Changing the face of American Jesus
In our "Reflections From the Classroom" series, seasoned teachers talk about their experiences walking with students and guiding their learning. This post is the second of two parts showcasing the impact of a unique course taught during January at the Brooks School. Part one introduced Brooks, prep school culture, and the course description for “American Jesus.” Part two delves into various readings, discussions, and student responses to Jesus in the prep school classroom.
Brooks students entered a dated and pretentious room with the feel of an old study. They sat in a circle as they listened to Professor Edward Blum. One lecture illustration was the defaced image of Christ from after the Klan bombed the Sixteenth Street Baptist Church in Birmingham, Alabama. The room transformed as Blum’s slide showed the stained-glass window with a hole where the holy face of Christ had been. Race was briefly absent from this depiction of Jesus.
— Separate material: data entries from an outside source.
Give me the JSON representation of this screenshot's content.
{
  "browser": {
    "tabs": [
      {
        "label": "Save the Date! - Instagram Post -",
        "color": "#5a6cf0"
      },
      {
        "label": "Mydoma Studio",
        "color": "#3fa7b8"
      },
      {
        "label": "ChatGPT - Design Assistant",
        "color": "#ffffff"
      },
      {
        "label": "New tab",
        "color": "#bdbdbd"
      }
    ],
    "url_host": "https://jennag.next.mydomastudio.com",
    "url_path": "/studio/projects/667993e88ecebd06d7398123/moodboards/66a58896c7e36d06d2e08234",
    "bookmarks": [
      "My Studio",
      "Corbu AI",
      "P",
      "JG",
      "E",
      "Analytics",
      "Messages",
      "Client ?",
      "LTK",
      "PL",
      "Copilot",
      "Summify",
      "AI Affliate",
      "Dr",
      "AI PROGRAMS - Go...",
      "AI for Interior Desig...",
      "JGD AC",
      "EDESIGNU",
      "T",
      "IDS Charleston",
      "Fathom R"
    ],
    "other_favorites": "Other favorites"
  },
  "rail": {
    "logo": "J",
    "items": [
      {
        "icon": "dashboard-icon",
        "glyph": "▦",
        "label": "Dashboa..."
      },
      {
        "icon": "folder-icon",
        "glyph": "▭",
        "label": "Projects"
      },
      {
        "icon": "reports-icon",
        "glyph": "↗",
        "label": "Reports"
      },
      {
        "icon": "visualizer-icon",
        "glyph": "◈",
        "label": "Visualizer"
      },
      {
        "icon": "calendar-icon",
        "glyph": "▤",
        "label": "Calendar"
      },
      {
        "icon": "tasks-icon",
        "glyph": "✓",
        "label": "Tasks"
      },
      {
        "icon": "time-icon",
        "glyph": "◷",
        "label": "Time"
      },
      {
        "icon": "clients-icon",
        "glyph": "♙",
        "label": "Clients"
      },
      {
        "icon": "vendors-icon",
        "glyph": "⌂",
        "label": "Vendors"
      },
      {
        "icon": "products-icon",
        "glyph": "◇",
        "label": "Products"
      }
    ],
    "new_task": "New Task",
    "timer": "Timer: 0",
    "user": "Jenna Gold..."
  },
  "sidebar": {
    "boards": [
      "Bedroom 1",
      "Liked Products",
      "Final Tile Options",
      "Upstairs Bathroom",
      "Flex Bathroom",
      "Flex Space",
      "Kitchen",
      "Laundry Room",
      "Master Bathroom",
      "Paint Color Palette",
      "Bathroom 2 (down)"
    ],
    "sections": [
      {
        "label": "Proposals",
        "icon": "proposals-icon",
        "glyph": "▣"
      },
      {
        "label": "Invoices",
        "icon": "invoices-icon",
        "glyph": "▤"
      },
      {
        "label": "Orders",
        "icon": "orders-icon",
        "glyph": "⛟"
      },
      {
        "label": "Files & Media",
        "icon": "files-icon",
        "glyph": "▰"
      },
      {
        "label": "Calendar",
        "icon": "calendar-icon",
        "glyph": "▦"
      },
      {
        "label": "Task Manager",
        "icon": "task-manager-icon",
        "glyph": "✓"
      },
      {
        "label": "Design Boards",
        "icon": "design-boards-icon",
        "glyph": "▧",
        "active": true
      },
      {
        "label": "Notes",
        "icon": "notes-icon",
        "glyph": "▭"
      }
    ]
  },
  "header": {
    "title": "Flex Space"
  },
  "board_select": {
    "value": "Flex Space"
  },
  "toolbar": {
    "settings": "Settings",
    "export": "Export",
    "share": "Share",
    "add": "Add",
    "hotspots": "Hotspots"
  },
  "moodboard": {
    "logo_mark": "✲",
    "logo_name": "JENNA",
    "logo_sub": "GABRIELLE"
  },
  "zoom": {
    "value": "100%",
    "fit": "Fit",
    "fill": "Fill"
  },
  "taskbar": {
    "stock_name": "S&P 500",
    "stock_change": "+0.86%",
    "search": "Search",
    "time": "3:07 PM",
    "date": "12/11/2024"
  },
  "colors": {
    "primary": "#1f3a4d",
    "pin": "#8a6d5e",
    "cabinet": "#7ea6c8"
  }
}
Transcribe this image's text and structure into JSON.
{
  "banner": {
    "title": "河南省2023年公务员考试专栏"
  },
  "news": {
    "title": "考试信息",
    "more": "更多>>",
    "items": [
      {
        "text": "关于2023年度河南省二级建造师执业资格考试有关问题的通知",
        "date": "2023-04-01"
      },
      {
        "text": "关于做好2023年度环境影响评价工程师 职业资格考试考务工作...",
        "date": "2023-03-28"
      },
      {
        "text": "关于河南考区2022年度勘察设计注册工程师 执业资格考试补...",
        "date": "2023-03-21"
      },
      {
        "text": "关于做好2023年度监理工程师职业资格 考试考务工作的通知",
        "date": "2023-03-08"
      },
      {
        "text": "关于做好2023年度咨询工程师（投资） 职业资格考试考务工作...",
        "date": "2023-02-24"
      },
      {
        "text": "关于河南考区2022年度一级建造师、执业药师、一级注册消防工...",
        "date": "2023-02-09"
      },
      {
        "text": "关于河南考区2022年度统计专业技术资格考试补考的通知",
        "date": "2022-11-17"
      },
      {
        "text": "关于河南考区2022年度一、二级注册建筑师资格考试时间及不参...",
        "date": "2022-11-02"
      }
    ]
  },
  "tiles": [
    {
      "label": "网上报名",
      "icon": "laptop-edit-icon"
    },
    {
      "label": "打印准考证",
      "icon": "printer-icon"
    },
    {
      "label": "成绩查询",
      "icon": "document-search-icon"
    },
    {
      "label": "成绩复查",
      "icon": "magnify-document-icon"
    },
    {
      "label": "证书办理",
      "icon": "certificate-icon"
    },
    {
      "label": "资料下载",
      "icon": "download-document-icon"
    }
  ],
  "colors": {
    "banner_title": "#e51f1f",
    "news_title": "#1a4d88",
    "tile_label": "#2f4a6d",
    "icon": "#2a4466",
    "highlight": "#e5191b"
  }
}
Blum’s talk introduced students to the Jesus used by white supremacy to justify hatred and the killing of four black girls, as well as the Jesus used in the civil rights movement to end Jim Crow. This version of American religion was different from how students at this elite New England boarding school perceived it.
Teaching a course with Jesus in the title is risky here. New England, according to Stephen Prothero, is the least churched culture in the United States. Students who took “American Jesus” often lacked basic religious literacy, making conversations about American evangelical culture a greater challenge than anticipated. The term evangelical evoked suspicion. Often national religious figures such as T.D. Jakes, Joel Osteen, and Rick Warren were unfamiliar to students.